The argument is in any event premature, as there have been no restrictions placed on the Respondent during counselling which need to be analysed in accordance with the provisions of the Charter.

Once again, I’m unimpressed.

First para: It’s certainly correct that the Charter didn’t apply to the Dental Practice Board’s determinations, as they all happened before 1/1/8 (Charter s. 49(3)). But that doesn’t mean that the Charter can’t affect VCAT’s determination. Presumably, VCAT wasn’t bound by the conduct mandate on the basis that it was excersing non-adminstrative functions (Charter s. 4(1)(j)). However, what about an argument based on interpretation of the Health Professions Registration Act, in particular the crucial definition of ‘professional misconduct’ as ‘conduct that violates or falls short of, to a substantial degree, the standard of professional conduct observed by members of the profession of good repute and competency’? The right to freedom of expression at least raises the issue of whether mere imparting of information can meet such a standard.

Second para: Again, we see VCAT applying limitations within the Charter (seemingly both Charter ss. 7(2) and 15(3)) to conduct, not laws. I continue to have misgivings about this. Isn’t the relevant issue whether (a) for the interpretation mandate, whether the Health Professionals Registration Act, to the extent that it’s definition of professional misconduct may infringe rights to expression or religion, is either a reasonable limit on those rights or can’t be interpreted to be consistently with the law’s purpose (Charter s. 32(1))?; and (b) for the conduct mandate, whether the Health Professionals Registration Act – or any other applicalbe legislation – makes it reasonable for VCAT or the Dental Practice Board to act incompatibly with Gardner’s rights (Charter s. 38(2))? VCAT’s approach seems to collapse these two stages into a generalised assertion that what the Dental Practice Board did was reasonable. This case shows how such collapsed analysis amounts to almost no analysis.
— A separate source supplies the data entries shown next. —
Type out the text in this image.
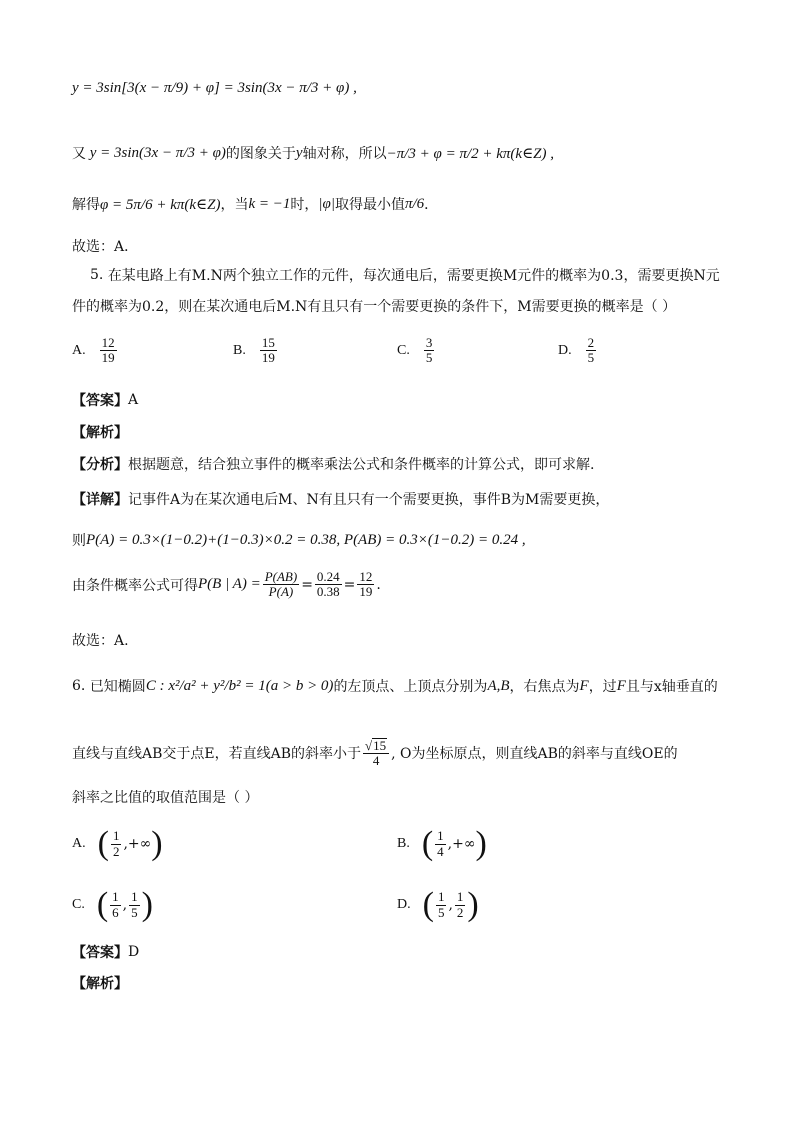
y = 3sin[3(x − π/9) + φ] = 3sin(3x − π/3 + φ) ,
又 y = 3sin(3x − π/3 + φ) 的图象关于 y 轴对称，所以 −π/3 + φ = π/2 + kπ(k∈Z) ,
解得 φ = 5π/6 + kπ(k∈Z) ，当 k = −1 时， |φ| 取得最小值 π/6 ．
故选：A．
5.
在某电路上有M.N两个独立工作的元件，每次通电后，需要更换M元件的概率为0.3，需要更换N元
件的概率为0.2，则在某次通电后M.N有且只有一个需要更换的条件下，M需要更换的概率是（ ）
A. $\frac{12}{19}$	B. $\frac{15}{19}$	C. $\frac{3}{5}$	D. $\frac{2}{5}$
【答案】 A
【解析】
【分析】 根据题意，结合独立事件的概率乘法公式和条件概率的计算公式，即可求解.
【详解】 记事件A为在某次通电后M、N有且只有一个需要更换，事件B为M需要更换，
则 P(A) = 0.3×(1−0.2)+(1−0.3)×0.2 = 0.38, P(AB) = 0.3×(1−0.2) = 0.24 ,
由条件概率公式可得 P(B | $A) = \frac{P(AB)}{P(A)} = \frac{0.24}{0.38} = \frac{12}{19}$ .
故选：A.
6.
已知椭圆 C : x²/a² + y²/b² = 1(a > b > 0) 的左顶点、上顶点分别为 A,B ，右焦点为 F ，过 F 且与x轴垂直的
直线与直线AB交于点E，若直线AB的斜率小于 $\frac{√ 15}{4}$ , O为坐标原点，则直线AB的斜率与直线OE的
斜率之比值的取值范围是（ ）
A. ( $\frac{1}{2}$ ,+∞ )	B. ( $\frac{1}{4}$ ,+∞ )
C. ( $\frac{1}{6}$ , $\frac{1}{5}$ )	D. ( $\frac{1}{5}$ , $\frac{1}{2}$ )
【答案】 D
【解析】
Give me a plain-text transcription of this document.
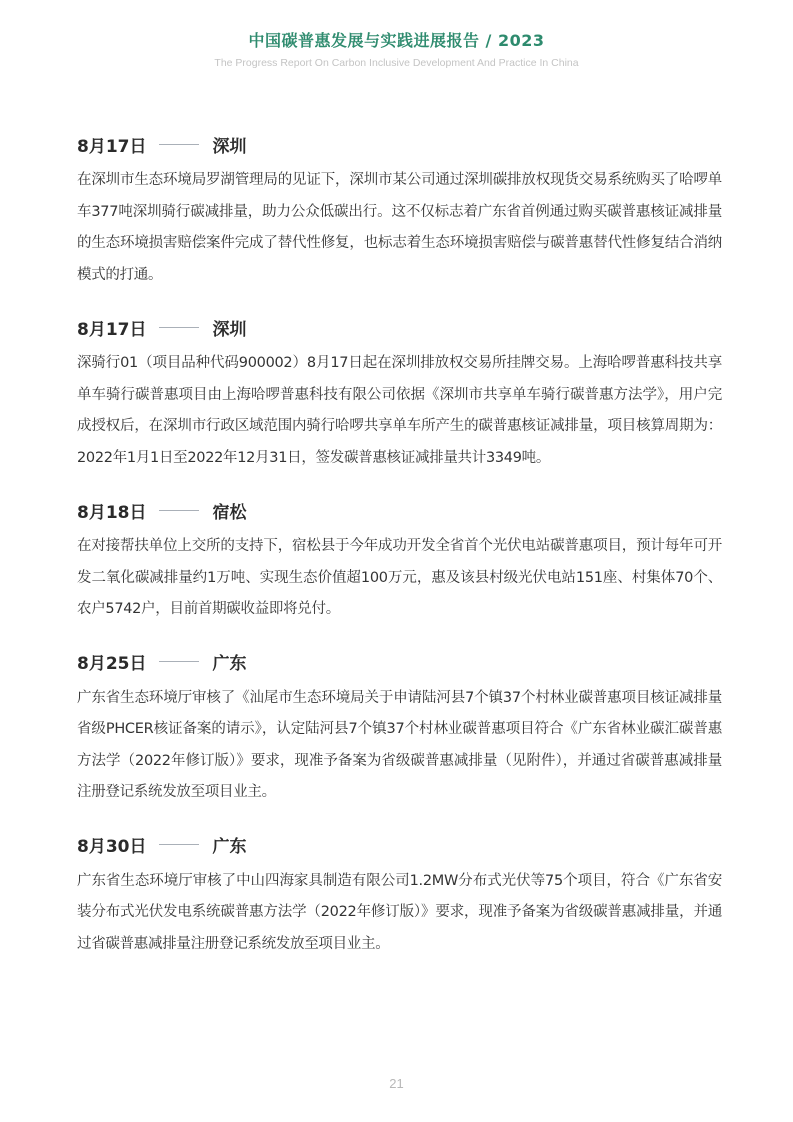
中国碳普惠发展与实践进展报告 / 2023
The Progress Report On Carbon Inclusive Development And Practice In China
8月17日	深圳
在深圳市生态环境局罗湖管理局的见证下，深圳市某公司通过深圳碳排放权现货交易系统购买了哈啰单车377吨深圳骑行碳减排量，助力公众低碳出行。这不仅标志着广东省首例通过购买碳普惠核证减排量的生态环境损害赔偿案件完成了替代性修复，也标志着生态环境损害赔偿与碳普惠替代性修复结合消纳模式的打通。
8月17日	深圳
深骑行01（项目品种代码900002）8月17日起在深圳排放权交易所挂牌交易。上海哈啰普惠科技共享单车骑行碳普惠项目由上海哈啰普惠科技有限公司依据《深圳市共享单车骑行碳普惠方法学》，用户完成授权后，在深圳市行政区域范围内骑行哈啰共享单车所产生的碳普惠核证减排量，项目核算周期为：2022年1月1日至2022年12月31日，签发碳普惠核证减排量共计3349吨。
8月18日	宿松
在对接帮扶单位上交所的支持下，宿松县于今年成功开发全省首个光伏电站碳普惠项目，预计每年可开发二氧化碳减排量约1万吨、实现生态价值超100万元，惠及该县村级光伏电站151座、村集体70个、农户5742户，目前首期碳收益即将兑付。
8月25日	广东
广东省生态环境厅审核了《汕尾市生态环境局关于申请陆河县7个镇37个村林业碳普惠项目核证减排量省级PHCER核证备案的请示》，认定陆河县7个镇37个村林业碳普惠项目符合《广东省林业碳汇碳普惠方法学（2022年修订版）》要求，现准予备案为省级碳普惠减排量（见附件），并通过省碳普惠减排量注册登记系统发放至项目业主。
8月30日	广东
广东省生态环境厅审核了中山四海家具制造有限公司1.2MW分布式光伏等75个项目，符合《广东省安装分布式光伏发电系统碳普惠方法学（2022年修订版）》要求，现准予备案为省级碳普惠减排量，并通过省碳普惠减排量注册登记系统发放至项目业主。
21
Third para: Perhaps things will become clearer when the conditions of counselling emerge. But Gardner’s objection is to the whole idea of being counselled for expressing his religious beliefs. Given that counselling is plausibly a form of discipline or restriction on Gardner, it seems like the argument could have been resolved now.
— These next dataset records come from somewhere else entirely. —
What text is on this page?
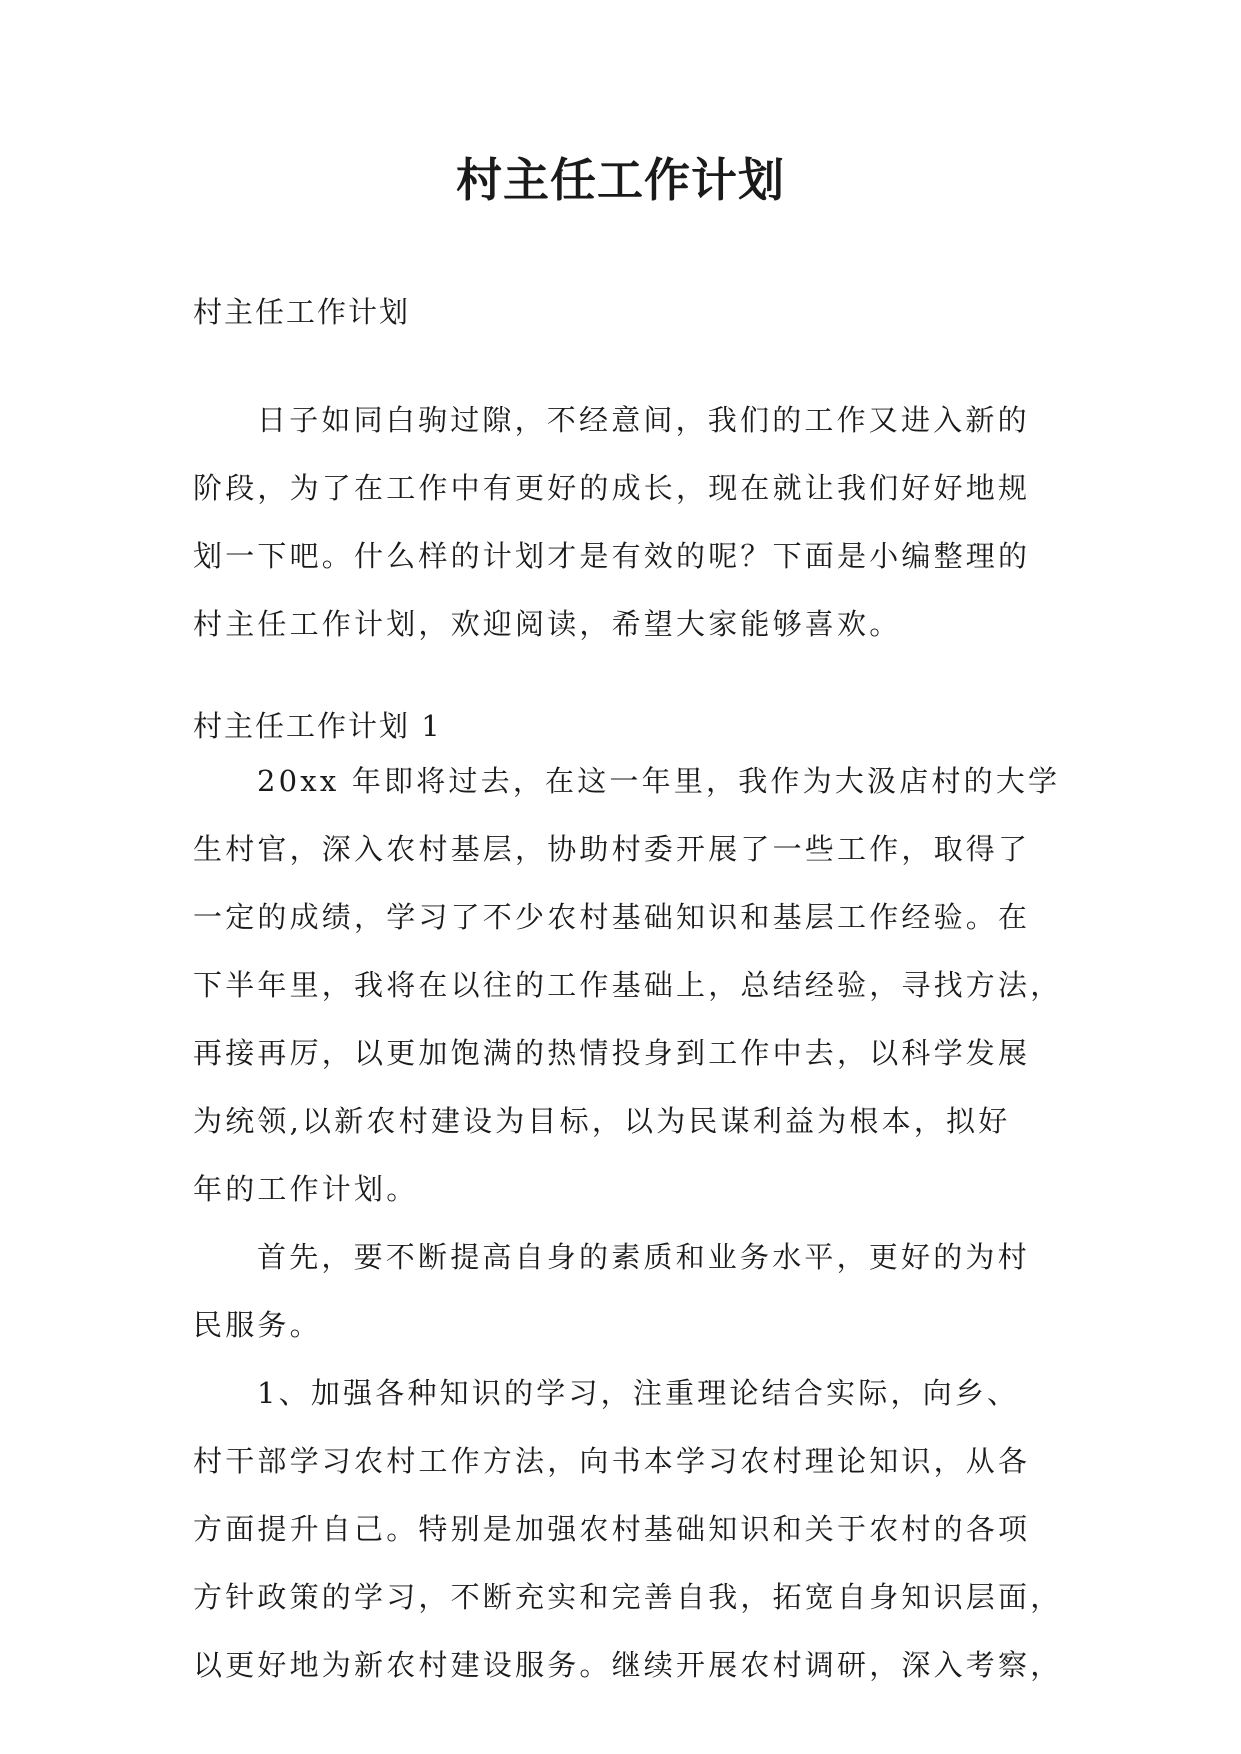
村主任工作计划
村主任工作计划
日子如同白驹过隙，不经意间，我们的工作又进入新的
阶段，为了在工作中有更好的成长，现在就让我们好好地规
划一下吧。什么样的计划才是有效的呢？下面是小编整理的
村主任工作计划，欢迎阅读，希望大家能够喜欢。
村主任工作计划 1
20xx 年即将过去，在这一年里，我作为大汲店村的大学
生村官，深入农村基层，协助村委开展了一些工作，取得了
一定的成绩，学习了不少农村基础知识和基层工作经验。在
下半年里，我将在以往的工作基础上，总结经验，寻找方法，
再接再厉，以更加饱满的热情投身到工作中去，以科学发展
为统领,以新农村建设为目标，以为民谋利益为根本，拟好
年的工作计划。
首先，要不断提高自身的素质和业务水平，更好的为村
民服务。
1、加强各种知识的学习，注重理论结合实际，向乡、
村干部学习农村工作方法，向书本学习农村理论知识，从各
方面提升自己。特别是加强农村基础知识和关于农村的各项
方针政策的学习，不断充实和完善自我，拓宽自身知识层面，
以更好地为新农村建设服务。继续开展农村调研，深入考察，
Now, of course, it’s hard to disagree with VCAT’s final conclusion: that Gardner’s reaction to the Board was professional misconduct. He was reprimanded, cautioned and fined. And I’m not planning to get him to do my fillings. But all this non-analysis of the Charter is starting to make my teeth ache.

One thought on “The right to religious dentistry

  1. Dr Gardner did not agree the complaint fairly expressed the circumstances of the day at the surgery.

    The Dental Practice Board required the counsellor to give counselling to ensure Dr Gardner “AVOID (any) DUAL RELATIONSHIPS”. However, the DPB Practice Guidelines permit such … and to cause Dr Gardner to avoid those permitted relationships was contrary to its own practice guidelines and his human rights – and it still is!